Dear Miss Winston! We found her, looking like the shadow of her former self, lying on such a hard old couch, in such a poor little room. Had I been an angel she could not have seemed more glad to see me. As I told her all about it she was so sweet. And when I gave her the twenty five-pound notes for which Mr Sanford had changed the cheque at Chichester, the way in which she thanked me did make me feel so strange. As if I had done anything to deserve her thanks. I never knew how happy it made one to be the bearer of good news until that day. As I came away I almost felt as if I had been in the presence of something sacred.

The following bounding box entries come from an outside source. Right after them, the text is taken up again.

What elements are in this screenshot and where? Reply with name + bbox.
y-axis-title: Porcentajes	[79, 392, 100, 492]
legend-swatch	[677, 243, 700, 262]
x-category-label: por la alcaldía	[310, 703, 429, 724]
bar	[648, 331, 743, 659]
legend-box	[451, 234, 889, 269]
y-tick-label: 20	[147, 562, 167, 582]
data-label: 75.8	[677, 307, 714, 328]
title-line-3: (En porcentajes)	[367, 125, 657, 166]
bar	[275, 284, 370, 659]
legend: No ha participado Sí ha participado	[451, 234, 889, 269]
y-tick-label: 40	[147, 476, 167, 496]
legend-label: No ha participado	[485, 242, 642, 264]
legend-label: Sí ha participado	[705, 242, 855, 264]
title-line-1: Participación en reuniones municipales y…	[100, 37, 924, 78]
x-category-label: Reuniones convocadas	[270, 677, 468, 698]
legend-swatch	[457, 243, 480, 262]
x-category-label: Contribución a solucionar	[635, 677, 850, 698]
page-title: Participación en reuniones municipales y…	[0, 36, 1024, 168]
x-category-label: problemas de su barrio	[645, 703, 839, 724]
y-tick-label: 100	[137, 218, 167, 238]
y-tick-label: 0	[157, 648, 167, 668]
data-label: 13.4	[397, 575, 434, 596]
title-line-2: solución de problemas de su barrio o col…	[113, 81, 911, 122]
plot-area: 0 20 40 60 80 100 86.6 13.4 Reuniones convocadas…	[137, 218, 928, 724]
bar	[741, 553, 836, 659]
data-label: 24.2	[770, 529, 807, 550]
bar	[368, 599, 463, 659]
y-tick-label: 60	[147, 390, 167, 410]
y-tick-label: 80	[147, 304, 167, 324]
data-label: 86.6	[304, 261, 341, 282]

On our way home Mr Sanford and I had a warm argument about old-age pensions, which nearly ended in a tiff. After we had been talking about them for more than half an hour he as good as said that he did not believe that I knew what an old age-pension was. Even if that was true--and it was, perfectly--I did not propose to allow him--almost a stranger--to accuse me of downright ignorance; as if I were an untutored savage. He might know something about everything; and anyone could see that he was awfully clever, while I might know nothing about anything,--which possibly was the case. Still, it was not civil for him to remark on it. The fact was, that he would persist in regarding me--I could see quite plainly what was in his mind--as if I were a mere child. Which, at sixteen, one emphatically is not. I do not hesitate to admit that I snubbed him in order to let him see that I resented his quite intolerable airs of superior wisdom.

Which made it the more singular that he should have told me, as we were entering the drive, that he had to thank me for one of the pleasantest days he had spent in his life. Considering that I had been metaphorically sitting upon him for ever so long, I did not at all understand what he had to thank me for.

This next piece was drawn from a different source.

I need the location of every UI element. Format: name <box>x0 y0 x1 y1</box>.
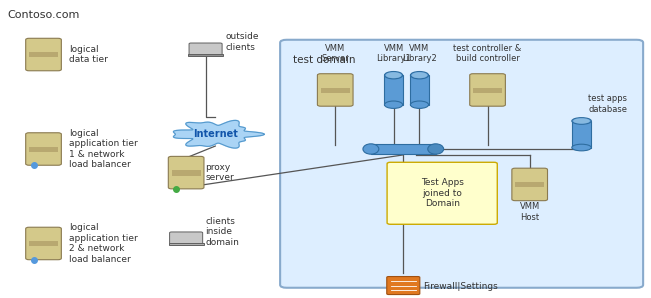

When I got out my desk, to commence a letter to Hetty, my copy of Miss Winston's sentence was nowhere to be found. I could not think what had become of it. I distinctly remembered Mr Sanford taking it off the table, and making some uninvited comments on the writing--he seemed fond of criticising other people. But I did not recall what had happened to it afterwards. He could not have put it into his pocket by mistake. It seemed such a very odd thing for him to have done. And so excessively careless.

V

THE PEOPLE'S STOCK EXCHANGE

Although we were not paupers, for ever so long after mother's death we lived pretty much as if we were. We hated the idea of living in a town; especially London, and we could not get a servant to stop at The Chase. Considering that the family consisted of d.i.c.k and me, and the four children, who all of them insisted on doing exactly as they pleased, it really was no wonder. The consequence was, that we generally had to do everything for ourselves, and the way in which things were done was beyond description. A stranger dropping in suddenly would have supposed himself to have wandered into something between a lunatic asylum and a workhouse.

Of course, as the head of the family, this state of things occasioned me much concern. I knew that it was not what mother would have wished.